CMS announces proposed rule to improve electronic data exchange and streamline prior authorization


doctor on tablet

On December 11, 2020, the Centers for Medicare and Medicaid Services (CMS) issued a proposed rule designed to improve electronic health care data exchange and streamline the prior authorization process. The CMS fact sheet accompanying the proposed rule stated that its goal is “reducing overall payer and provider burden and improving patient access to health information.”

The proposed rule includes five sets of proposals and five requests for information. The proposals include the following:

  1. Patient Access Application Programming Interface (API) – This proposal builds on the Interoperability and Patient Access final rule, which required certain payers to implement a Fast Healthcare Interoperability Resources-based Patient Access API. CMS would now require these payers to include information about patients’ pending and active prior authorization decisions in the API. These payers would also be required to maintain an attestation process for third party application developers to attest to certain privacy policy provisions prior to retrieving data via the API and to report metrics on patient use of the API quarterly.
  2. Provider Access APIs – CMS proposes that certain payers build and maintain Provider Access APIs for payer-to-provider data sharing of claims and encounter data in order to better facilitate coordination of care.
  3. Documentation and Prior Authorization Burden Reduction through APIs – This proposal includes several policies designed to make the prior authorization process more efficient and transparent and to make the process less of an administrative burden for providers. CMS would require impacted payers to (1) maintain a document requirement lookup service API that could be integrated with provider EHRs; (2) maintain a prior authorization support API that can send requests and receive responses electronically within existing workflows; (3) include specific reasons for denials when denying prior authorization requests; (4) send prior authorization decisions within 72 hours for urgent requests and seven calendar days for standard requests; and (5) publicly report certain information regarding their prior authorization process.
  4. Payer-to-Payer Data Exchange on Fast Healthcare Interoperability Resources (FHIR) – This proposal builds on the Interoperability and Patient Access final rule, which required CMS-regulated payers to exchange and maintain certain health information and encouraged the use of FHIR-based APIs. CMS would now require the use of such APIs and would expand the categories of data that must be exchanged to include claims and encounter data. CMS would also encourage payers to consider information from previous payers when making new prior authorization determinations.
  5. Adoption of Health IT Standards and Implementation Specifications – Finally, the Office of the National Coordinator for Health IT (ONC) would adopt, on behalf of HHS, the implementation specifications described in existing regulations (45 CFR 170.215) as standards and implementation specifications for health care operations. This would result in a unified CMS-ONC approach that would create a “nationwide health information technology infrastructure that supports reducing burden and health care costs and improving patient care.”

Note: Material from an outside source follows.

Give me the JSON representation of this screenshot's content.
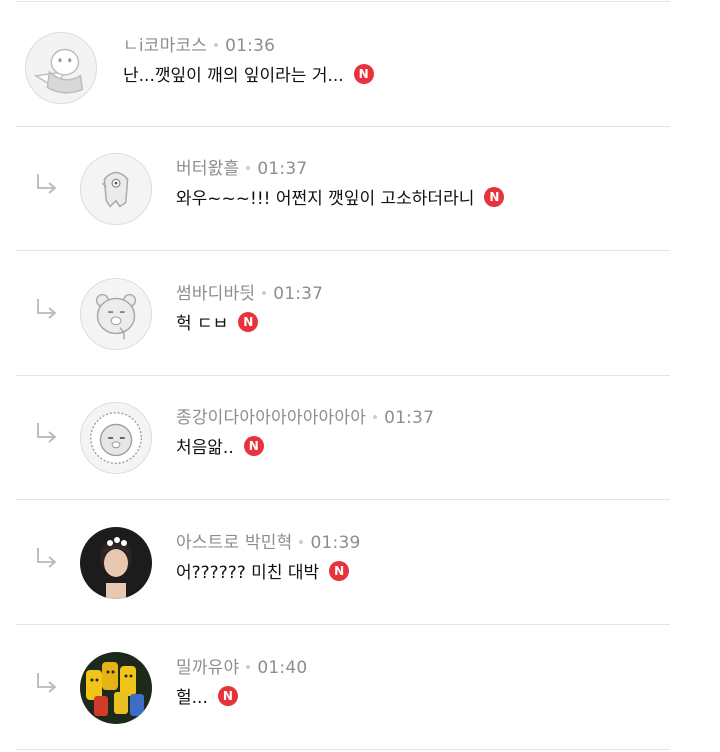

The requests for information include (1) methods for enabling patients and providers to control the sharing of health information; (2) electronic exchange of behavioral health information; (3) reducing burden and improving electronic information exchange of documentation and prior authorization; (4) reducing the use of fax machines for health care data exchange; and (5) accelerating the adoption of standards related to social risk data.

The comment period for these proposed rules and requests for information will close on January 4, 2021.